Crime fiction readers who have experienced the works of Arnaldur Indridason, Yrsa Sigurdardóttir, Ragnar Jónasson, and/or Eva Björg Ægisdóttir will have noticed that these Icelanders seem to have an innate ability to write about the darkest of subject matters without straying into gratuitous violence or salacious detail – all while managing to maintain the deep emotional resonance and pillar of morality readers of the genre desire. That national trend continues with The Commandments, the first novel from Óskar Guðmundsson to be translated into English.

In The Commandments, Óskar Guðmundsson tackles the endemic scandal of child abuse that has swept through the world’s religious institutions. He does so without pulling any punches and specifically focuses on the long-term effects this type of betrayal has on its victims.

Salka Steinsdóttir is a former detective taking an extended leave to deal with some personal matters when she gets a request from a colleague at the Akureyri division to assist on a new investigation. It is felt that her insight would be valuable as she had previously investigated the victim – Hróbjartur, a parish priest – after an unsuccessfully-proven claim of abuse years prior. Now it was looking like someone was taking justice into their own hands.

Faced with a local police chief who is less than friendly and a temporary partner who has never worked a violent crime case, Salka sets out to uncover the truth behind Hróbjartur’s murder. That path leads her to several other accused clergy and as the victims continue to fall, it’s clear they have a serial killer in their midst. The group of boys who made the original accusations become the prime suspects, but as Salka digs deeper in to the past, the disappearance of another boy years earlier lingers as a thread that must be tied off.

Meanwhile, facing an impending divorce, Salka spends some isolated time fly-fishing when she meets Magnús, a fellow police officer who strikes her fancy. However, juggling a new relationship and a high-profile criminal investigation proves to be challenging. Especially since Salka hasn’t yet signed those divorce documents.

Óskar Guðmundsson allows his story to unfold in natural order. By varying the chapter lengths and strategically placing the various investigative reveals, he lures his readers into reading long into the night. Like Alfred Hitchcock, Guðmundsson understands that anything he writes on the page would pale in comparison to the horrors created in the reader’s own imagination, so he provides just enough details to haunt the reader while keeping the worst offences off the printed page.
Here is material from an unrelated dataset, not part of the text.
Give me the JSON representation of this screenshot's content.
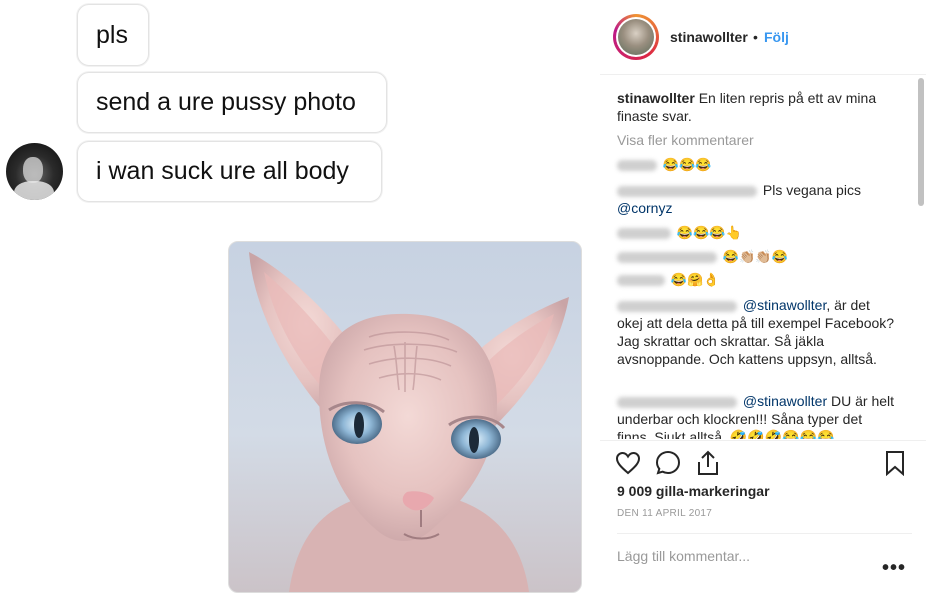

This is also an author who is skilled at providing enough distraction – and possible suspects – that even the most seasoned crime-fiction reader will be faced with surprises at the conclusion. And yes, surprises – in the plural – is correct here.

The Commandments is a solidly-written crime novel that will stay with readers long after they turn those final pages. When faced with the legacy of abuse, are there ever really any good solutions?

As with any translated work, a nod must be given to the person faced with that task. Here Quentin Bates – a seasoned translator and author of his own Icelandic crime novels – proves again to be one of the best in the business. Bates presents writing that is naturalistic and easy-to-read while also allowing the “voice” of Óskar Guðmundsson to remain present at all times.